行政書士 憲法 初級編(1〜3問)|統治・内閣

重要度:A 論点:国務大臣の任免

問1:国務大臣の任免に関する記述として適切なものはどれか。

  • A:内閣総理大臣は、閣議にかけることなく単独で国務大臣を罷免することができる
  • B:国務大臣の罷免には閣議決定を経る必要がある
  • C:国務大臣はすべて国会議員の中から任命しなければならない
【第1問:正解と解説】

正解:A
【解説】
・A:適切。罷免は内閣総理大臣の専権であり(68条2項)、閣議にかける必要はない。首長としての地位(66条1項)を実質化する権限である。【試験対策】明治憲法下の「同輩中の首席」との対比で、現行憲法の首相の強い地位(任免権・訴追同意権・指揮監督権)を整理すると記憶が定着する。
・B:不適切。罷免はまさに首相の単独でなしうる専権であり、閣議決定は不要である。
・C:不適切。国会議員の中から選ばれる必要があるのは「過半数」であり(68条1項)、全員である必要はない。民間人の登用も可能である。

関連過去問:H29,問5


重要度:A 論点:内閣の総辞職

問2:内閣が総辞職しなければならない場合に関する記述として適切なものはどれか。

  • A:衆議院で内閣不信任決議案が可決された場合、内閣は直ちに総辞職しなければならない
  • B:衆議院議員総選挙の後に初めて国会の召集があったとき、内閣は総辞職しなければならない
  • C:参議院で内閣総理大臣の問責決議が可決された場合、内閣は法的に総辞職の義務を負う
【第2問:正解と解説】

正解:B
【解説】
・A:不適切。不信任決議可決の場合、内閣には「10日以内に衆議院を解散する」という選択肢があり、解散しないときに初めて総辞職義務が生じる(69条)。「直ちに」ではない。
・B:適切。憲法70条は、衆議院議員総選挙の後に初めて国会の召集があったとき、内閣は総辞職しなければならないと定めている。

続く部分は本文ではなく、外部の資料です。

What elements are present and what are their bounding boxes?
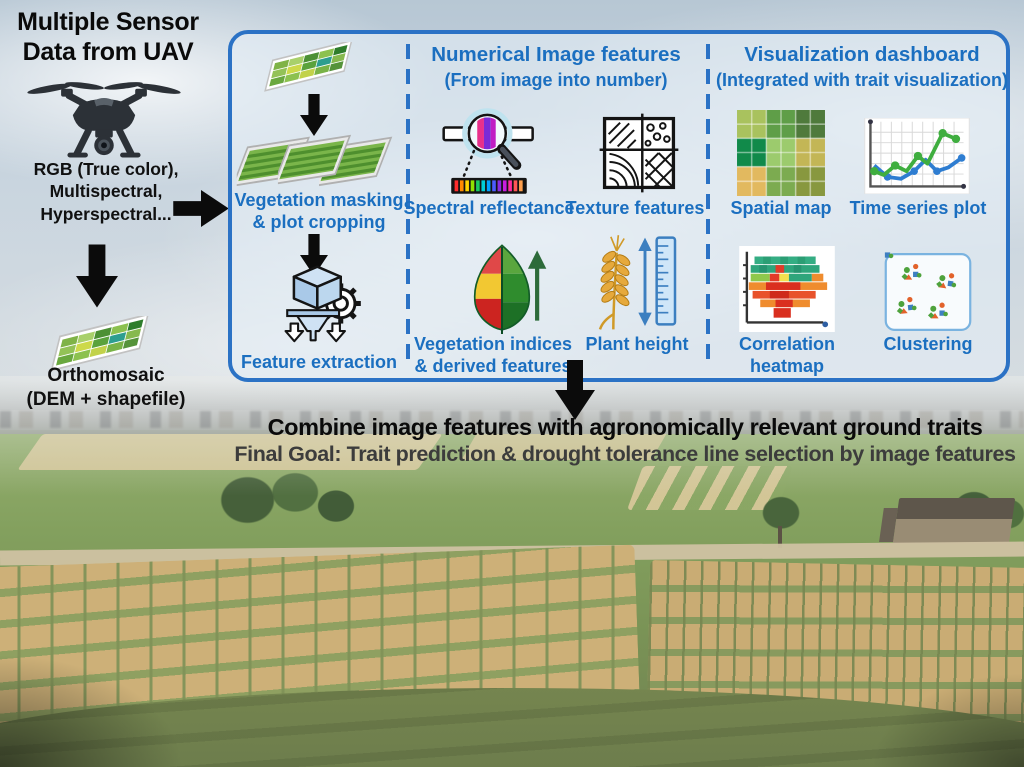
tree-middle: [742, 488, 820, 550]
arrow-down-icon: [552, 360, 598, 420]
time-series-plot-label: Time series plot: [849, 198, 987, 218]
numerical-features-subtitle: (From image into number): [444, 70, 668, 90]
clustering-label: Clustering: [883, 334, 973, 354]
correlation-heatmap-label: Correlation heatmap: [738, 334, 835, 376]
vegetation-masking-label: Vegetation masking & plot cropping: [234, 190, 404, 232]
column-divider: [706, 44, 710, 368]
vegetation-indices-label: Vegetation indices & derived features: [413, 334, 573, 376]
feature-extraction-icon: [262, 260, 376, 352]
sensor-types-label: RGB (True color), Multispectral, Hypersp…: [33, 159, 179, 224]
arrow-down-icon: [76, 240, 118, 312]
trees-left: [200, 462, 370, 538]
visualization-dashboard-subtitle: (Integrated with trait visualization): [715, 70, 1009, 90]
pipeline-box: Vegetation masking & plot cropping Featu…: [228, 30, 1010, 382]
final-goal-statement: Final Goal: Trait prediction & drought t…: [234, 442, 1016, 466]
spatial-map-icon: [737, 110, 825, 196]
column-divider: [406, 44, 410, 368]
orthomosaic-label: Orthomosaic (DEM + shapefile): [26, 365, 186, 411]
plot-tiles-icon: [236, 134, 404, 192]
figure-title: Multiple Sensor Data from UAV: [17, 8, 199, 66]
vegetation-indices-icon: [456, 240, 548, 336]
visualization-dashboard-title: Visualization dashboard: [744, 43, 980, 66]
spectral-reflectance-label: Spectral reflectance: [403, 198, 575, 218]
plant-height-icon: [580, 226, 680, 336]
arrow-down-icon: [298, 94, 330, 136]
time-series-plot-icon: [864, 118, 970, 194]
texture-features-label: Texture features: [565, 198, 705, 218]
feature-extraction-label: Feature extraction: [240, 352, 398, 372]
clustering-icon: [884, 252, 972, 332]
numerical-features-title: Numerical Image features: [431, 43, 681, 66]
combine-statement: Combine image features with agronomicall…: [267, 414, 983, 440]
spatial-map-label: Spatial map: [730, 198, 832, 218]
texture-features-icon: [598, 112, 680, 194]
farm-barn: [892, 498, 1016, 544]
uav-drone-icon: [26, 74, 182, 164]
arrow-right-icon: [172, 190, 230, 227]
correlation-heatmap-icon: [738, 246, 836, 332]
plant-height-label: Plant height: [585, 334, 689, 354]
spectral-reflectance-icon: [438, 104, 540, 198]
orthomosaic-small-icon: [262, 42, 366, 94]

衆議院の解散による総選挙後には特別会が召集される。衆議院議員の任期満了による総選挙後は、国会法2条の3により、原則として新たな任期が始まる日から30日以内に臨時会が召集される。ただし、その期間内に常会が召集された場合等には、臨時会を別に召集する必要はない。

いずれの場合も、総選挙後に初めて国会が召集されたとき、内閣は総辞職しなければならない。

【試験対策】総辞職事由は、①衆議院の不信任決議後10日以内に解散しない場合、②内閣総理大臣が欠けた場合、③衆議院議員総選挙後に初めて国会が召集された場合の三つを区別する。
・C:不適切。参議院の問責決議には法的効力はなく、政治的な意味を持つにとどまる。衆議院の不信任決議(69条)だけが法的効果を持つ。

関連過去問:R4,問6


重要度:A 論点:内閣総理大臣の権限(ロッキード事件)

問3:内閣総理大臣の行政各部に対する指揮監督に関する記述として適切なものはどれか。

  • A:ロッキード事件判決によれば、内閣総理大臣は、閣議にかけて決定した方針が存在しない限り、行政各部に対していかなる指導・助言等の指示も与えることができない
  • B:ロッキード事件判決は、閣議決定した方針が存在しない場合でも、内閣の明示の意思に反しない限り、首相は行政各部に指導・助言等の指示を与える権限を有するとした
  • C:行政各部の指揮監督権は各国務大臣に専属し、内閣総理大臣は関与できない
【第3問:正解と解説】

正解:B
【解説】
・A:不適切。内閣法6条は閣議にかけて決定した方針に基づく指揮監督を定めるが、ロッキード事件判決はそれがない場合の指示権限も認めた。
・B:適切。首相の職務権限(賄賂罪の成否の前提)を広く認めた判決である。【試験対策】「閣議決定方針があるとき=指揮監督(内閣法6条)」「ないとき=指導・助言等の指示(判例)」の二段構えで整理。
・C:不適切。行政各部の指揮監督は憲法72条が内閣総理大臣の権限として明定している。